Certainly. A declarative specification could be nice. I’ll attempt provide a sketch of our algorithm here, and if that direction seems worthwhile I am happy to attempt a declarative specification based on it.
For what it’s worth, I think the current algorithmic specification is quite nice. It’s clearly stated and, because it relies on the existing subtyping rules, is quite concise. Readers do not need to understand that callable arguments have negative polarity, for example, because the existing subtyping rules are enough.
To hopefully make the algorithm more clear, I’ll use a smaller language, with only polymorphic type aliases, a single atomic type, arrows, and type application. Instead of giving a formal definition of the syntax, I’ll just work through examples. I think it should be relatively clear from the examples.
A[T] = T -> ()
In the above, we infer variance by visiting the structure of the definition. The arrow type T->U
has the normal subtyping rules for functions, contravariant on the argument and covariant on the return. T
occurs only in a contravariant position in the definition, so we infer that A
is contravariant with respect to T.
B[T] = T -> T
Here, T
occurs in both a contravariant and covariant position, so we infer that B
is invariant w.r.t. T
. We define an operation to combine the variance of each position, +
where co + cn = inv
, for example.
C[T,U] = T -> U
Since we are just looking at the occurrences of the type parameters, we can keep track for all type parameters at once.
D[T] = (T -> ()) -> ()
As we walk down the structure of a type, we need to keep the polarities straight. We start the traversal with a positive polarity. As we walk into the argument of the outer arrow, we flip to negative. As we walk into the argument of the inner arrow, we flip again to positive. By analogy, positive polarity corresponds to +1
and negative polarity corresponds to -1
, and as we walk, we multiply. Here, -1 * -1 = +1
. (We can extend the notion of polarity to include a neutral
element corresponding to 0
).
E[T] = () -> T
F[U] = () -> E[U]
Here the definition of F
depends on E
, so we must infer the variance of E
first. When inferring variance for U
within F
, we see that it occurs in the type application E[U]
, where that position is positive, because E
is covariant w.r.t T
.
G[T] = G[T] -> (T -> ())
Recursion creates an additional difficulty, which is that the positions where T
appears is not immediately clear. We have not yet determined the variance of G
, so we can not rely on that pre-existing knowledge to determine the polarity of T
in G[T]
.
If we unfold the type one level, we can see that T
appears in both a positive and negative position. In practice, unfolding isn’t practical. So instead we iterate to a fixed point. Here’s a worked example:
[Pre] [Post]
[T = Bi] G[T] -> (T -> ()) [T = Cn]
[T = Cn] G[T] -> (T -> ()) [T = Inv]
[T = Inv] G[T] -> (T -> ()) [T = Inv]
Because polarities form a lattice and our inference function is monotone, once we reach a fixed point we have a solution. Hopefully the analogy with expansion makes sense, and hopefully this motivates the inclusion of bivariance.

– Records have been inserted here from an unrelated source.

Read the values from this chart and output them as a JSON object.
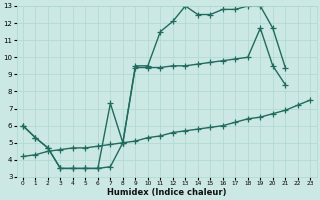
{
  "xlabel": "Humidex (Indice chaleur)",
  "xlim": [
    -0.5,
    23.5
  ],
  "ylim": [
    3,
    13
  ],
  "xticks": [
    0,
    1,
    2,
    3,
    4,
    5,
    6,
    7,
    8,
    9,
    10,
    11,
    12,
    13,
    14,
    15,
    16,
    17,
    18,
    19,
    20,
    21,
    22,
    23
  ],
  "yticks": [
    3,
    4,
    5,
    6,
    7,
    8,
    9,
    10,
    11,
    12,
    13
  ],
  "bg_color": "#cce8e4",
  "line_color": "#206b5e",
  "grid_color": "#add8d0",
  "line1_x": [
    0,
    1,
    2,
    3,
    4,
    5,
    6,
    7,
    8,
    9,
    10,
    11,
    12,
    13,
    14,
    15,
    16,
    17,
    18,
    19,
    20,
    21,
    22,
    23
  ],
  "line1_y": [
    6.0,
    5.3,
    4.7,
    3.5,
    3.5,
    3.5,
    3.5,
    3.6,
    5.0,
    9.5,
    9.5,
    11.5,
    12.1,
    13.0,
    12.5,
    12.5,
    12.8,
    12.8,
    13.0,
    13.0,
    11.7,
    9.4,
    null,
    null
  ],
  "line2_x": [
    0,
    1,
    2,
    3,
    4,
    5,
    6,
    7,
    8,
    9,
    10,
    11,
    12,
    13,
    14,
    15,
    16,
    17,
    18,
    19,
    20,
    21,
    22,
    23
  ],
  "line2_y": [
    6.0,
    5.3,
    4.7,
    3.5,
    3.5,
    3.5,
    3.5,
    7.3,
    5.0,
    9.4,
    9.4,
    9.4,
    9.5,
    9.5,
    9.6,
    9.7,
    9.8,
    9.9,
    10.0,
    11.7,
    9.5,
    8.4,
    null,
    null
  ],
  "line3_x": [
    0,
    1,
    2,
    3,
    4,
    5,
    6,
    7,
    8,
    9,
    10,
    11,
    12,
    13,
    14,
    15,
    16,
    17,
    18,
    19,
    20,
    21,
    22,
    23
  ],
  "line3_y": [
    4.2,
    4.3,
    4.5,
    4.6,
    4.7,
    4.7,
    4.8,
    4.9,
    5.0,
    5.1,
    5.3,
    5.4,
    5.6,
    5.7,
    5.8,
    5.9,
    6.0,
    6.2,
    6.4,
    6.5,
    6.7,
    6.9,
    7.2,
    7.5
  ],
  "marker_size": 4,
  "linewidth": 1.0
}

I haven’t done so here, but the same process extends to multiple type parameters.
H[T] = I[T] -> ()
I[U] = H[U] -> ()
We handle mutual recursion in the same way, by iterating to a fixed point. Both I
and U
start out bivariant. We visit all mutually recursive definitions together in a single iteration giving our postcondition, which we use as the precondition for the next iteration, and so on.
However, if we work through this example, we will infer that both T
and U
are invariant.
[Pre] [Post]
[T=Bi;U=Bi] I[T] -> U; H[U] -> () [T=Cn;U=Cn]
[T=Cn;U=Cn] I[T] -> U; H[U] -> () [T=Inv;U=Inv]
[T=Inv;U=Inv] I[T] -> U; H[U] -> () [T=Inv;U=Inv]
We solve this by also inferring injectivity. In other words, we detect the case where the type parameter does not appear in the right hand side. We do this in the same manner as inferring variance, and in practice we infer at the same time.
To extend the previous example, we will maintain state about both variance and injectivity. Injectivity is just a boolean, initially false, and becomes true when we see an the type parameter appear injectively. In this case, we infer false, corresponding to the fact that an infinite expansion of this type has no occurrences of T or U, and we can thus infer bivariance.
Here is a complete algorithm of the above, which might make some of the above more clear.
That’s the sketch of the algorithm. In practice, the algorithm is more complicated because it needs to understand the polarities of all typing forms, not just arrows. A declarative specification would be pretty verbose because of that, whereas the existing specification can rely on subtyping rules which encode the polarities indirectly.
And to be fully transparent, we have not actually extended this algorithm to the entire language in Pyre yet, so it’s not yet clear how many cases we would need to specify, but certainly at least unions, tuples, lists, dictionaries, and so on.